Among the advanced technology about which you regularly hear and we regularly write, there exists an older realm, where computers are still being run on COBOL.
 
This programming language had been developed in the late 1950's and was extremely popular in the ‘60's ‘70's and ‘80's. Most of you might be thinking that it is mostly eradicated from modern business, but the chances are that you are completely wrong.
 
As we move ahead in the new world of technology, the group of people who actually know this particular program and how to maintain it grows smaller, hence, causing companies to look into different programs so as to move the data to a more modern platform, which can be used without the personnel help to guide them through the transition.
  
In order to solve this particular problem, Lzlab has come up with a new solution, which is known as Gotthard. It will help companies by teasing out various bits of data, executables, configuration files and the like from the hornet’s nest of the code, which was written a long time ago. It then places the various pieces in a container and moves them to the Cloud platform running on Red Hat Enterprise Linux (RHEL).
 
It is not a coincidence that this particular announcement came just after the last one in winter at the CeBIT Technology Fair in Germany, where the company had unveiled the first software defined mainframe and had also announced a partnership with Microsoft and Red Hat.

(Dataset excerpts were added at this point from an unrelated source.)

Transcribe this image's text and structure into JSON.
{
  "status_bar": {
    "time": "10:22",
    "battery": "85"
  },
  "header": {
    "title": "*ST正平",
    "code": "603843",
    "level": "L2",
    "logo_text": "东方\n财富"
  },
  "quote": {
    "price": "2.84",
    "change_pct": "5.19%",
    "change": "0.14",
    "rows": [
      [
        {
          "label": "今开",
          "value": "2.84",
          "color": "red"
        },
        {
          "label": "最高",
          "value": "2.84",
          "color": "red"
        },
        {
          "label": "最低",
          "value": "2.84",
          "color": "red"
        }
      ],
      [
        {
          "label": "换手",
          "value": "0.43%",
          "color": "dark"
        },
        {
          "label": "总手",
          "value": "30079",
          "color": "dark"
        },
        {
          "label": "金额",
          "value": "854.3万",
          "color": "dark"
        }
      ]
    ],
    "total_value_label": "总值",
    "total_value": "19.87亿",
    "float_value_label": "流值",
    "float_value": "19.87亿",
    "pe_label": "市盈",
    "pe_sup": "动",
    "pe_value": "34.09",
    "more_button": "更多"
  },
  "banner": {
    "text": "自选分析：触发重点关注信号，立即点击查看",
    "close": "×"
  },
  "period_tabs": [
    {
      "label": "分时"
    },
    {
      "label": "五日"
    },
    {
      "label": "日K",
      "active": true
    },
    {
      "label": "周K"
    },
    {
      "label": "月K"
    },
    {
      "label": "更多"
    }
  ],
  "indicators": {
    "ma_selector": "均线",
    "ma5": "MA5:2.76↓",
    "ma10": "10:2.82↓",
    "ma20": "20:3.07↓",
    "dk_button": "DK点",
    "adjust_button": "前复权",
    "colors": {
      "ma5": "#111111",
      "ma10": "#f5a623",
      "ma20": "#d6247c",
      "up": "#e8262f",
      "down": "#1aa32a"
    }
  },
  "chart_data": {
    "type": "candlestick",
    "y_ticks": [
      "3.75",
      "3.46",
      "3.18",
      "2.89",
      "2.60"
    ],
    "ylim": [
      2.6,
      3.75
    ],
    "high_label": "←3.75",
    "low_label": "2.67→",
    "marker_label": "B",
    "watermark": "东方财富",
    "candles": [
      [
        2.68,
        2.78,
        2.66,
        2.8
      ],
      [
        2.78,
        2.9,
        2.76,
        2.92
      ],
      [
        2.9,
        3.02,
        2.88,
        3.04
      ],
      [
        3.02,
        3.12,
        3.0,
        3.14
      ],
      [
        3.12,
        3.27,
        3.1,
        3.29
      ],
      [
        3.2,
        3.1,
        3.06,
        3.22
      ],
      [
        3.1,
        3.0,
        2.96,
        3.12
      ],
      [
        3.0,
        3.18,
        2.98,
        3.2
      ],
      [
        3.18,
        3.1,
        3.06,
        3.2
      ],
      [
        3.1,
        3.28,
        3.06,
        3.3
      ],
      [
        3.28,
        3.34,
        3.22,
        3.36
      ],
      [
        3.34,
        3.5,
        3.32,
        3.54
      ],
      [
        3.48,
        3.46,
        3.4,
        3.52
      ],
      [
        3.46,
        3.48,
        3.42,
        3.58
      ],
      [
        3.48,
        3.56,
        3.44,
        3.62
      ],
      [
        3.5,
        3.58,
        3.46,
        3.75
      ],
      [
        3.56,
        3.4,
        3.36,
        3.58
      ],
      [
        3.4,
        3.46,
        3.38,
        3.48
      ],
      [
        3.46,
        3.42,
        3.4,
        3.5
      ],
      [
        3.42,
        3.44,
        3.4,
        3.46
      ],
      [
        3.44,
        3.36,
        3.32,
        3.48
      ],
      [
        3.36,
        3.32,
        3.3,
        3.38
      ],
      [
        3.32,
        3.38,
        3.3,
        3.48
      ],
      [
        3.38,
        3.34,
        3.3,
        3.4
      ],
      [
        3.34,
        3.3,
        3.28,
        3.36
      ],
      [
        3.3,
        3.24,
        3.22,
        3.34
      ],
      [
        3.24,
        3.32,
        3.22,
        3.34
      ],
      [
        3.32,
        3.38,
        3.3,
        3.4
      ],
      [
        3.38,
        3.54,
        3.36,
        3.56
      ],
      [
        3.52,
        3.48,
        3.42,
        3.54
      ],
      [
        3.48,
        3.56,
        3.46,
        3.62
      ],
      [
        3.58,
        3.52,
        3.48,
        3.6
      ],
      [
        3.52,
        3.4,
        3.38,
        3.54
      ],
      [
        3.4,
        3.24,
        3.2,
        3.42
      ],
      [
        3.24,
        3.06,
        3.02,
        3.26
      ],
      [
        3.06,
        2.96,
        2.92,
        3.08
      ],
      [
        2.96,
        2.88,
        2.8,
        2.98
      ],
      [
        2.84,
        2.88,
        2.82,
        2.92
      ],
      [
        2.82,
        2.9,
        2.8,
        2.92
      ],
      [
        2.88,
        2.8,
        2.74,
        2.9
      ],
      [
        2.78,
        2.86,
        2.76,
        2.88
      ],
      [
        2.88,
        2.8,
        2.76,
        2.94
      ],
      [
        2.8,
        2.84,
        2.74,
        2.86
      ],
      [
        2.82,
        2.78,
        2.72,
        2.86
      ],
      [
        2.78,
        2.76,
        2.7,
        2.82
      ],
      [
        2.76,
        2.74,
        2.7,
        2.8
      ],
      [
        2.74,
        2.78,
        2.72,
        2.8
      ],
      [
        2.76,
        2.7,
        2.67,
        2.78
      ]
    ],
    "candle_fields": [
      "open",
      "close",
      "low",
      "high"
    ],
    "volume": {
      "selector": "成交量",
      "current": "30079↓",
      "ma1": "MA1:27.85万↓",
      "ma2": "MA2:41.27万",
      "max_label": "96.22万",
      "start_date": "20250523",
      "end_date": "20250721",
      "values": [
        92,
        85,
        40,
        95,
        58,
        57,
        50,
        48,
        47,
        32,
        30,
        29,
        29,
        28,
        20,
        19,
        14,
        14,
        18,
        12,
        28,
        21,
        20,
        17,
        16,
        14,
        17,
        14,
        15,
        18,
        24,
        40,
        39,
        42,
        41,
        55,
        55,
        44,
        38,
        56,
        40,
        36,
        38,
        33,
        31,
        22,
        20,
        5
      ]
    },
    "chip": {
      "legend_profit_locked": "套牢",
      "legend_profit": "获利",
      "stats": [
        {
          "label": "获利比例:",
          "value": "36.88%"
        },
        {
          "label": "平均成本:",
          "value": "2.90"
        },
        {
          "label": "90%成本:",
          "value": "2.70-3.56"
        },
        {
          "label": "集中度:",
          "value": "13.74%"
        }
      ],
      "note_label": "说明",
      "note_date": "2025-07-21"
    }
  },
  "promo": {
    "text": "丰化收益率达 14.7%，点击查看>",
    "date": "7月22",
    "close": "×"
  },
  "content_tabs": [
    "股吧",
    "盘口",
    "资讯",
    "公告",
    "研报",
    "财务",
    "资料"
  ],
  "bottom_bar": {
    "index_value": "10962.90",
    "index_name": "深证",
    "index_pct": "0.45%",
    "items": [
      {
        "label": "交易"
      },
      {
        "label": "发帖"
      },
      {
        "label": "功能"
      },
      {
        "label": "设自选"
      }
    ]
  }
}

The company is at the moment not claiming that their tools will provide an instant solution, however, they hope to partner with a third-party system integrator, who will work with users so as to conduct this work which has been required in order to prepare the transfer all the contents.
 
This announcement builds on the original announcement and provides tools to the companies which are running legacy mainframe applications in order to relax the process of the change as far as possible. It will still be a long and a painful process; however, we now have some tools available to ease the procedure.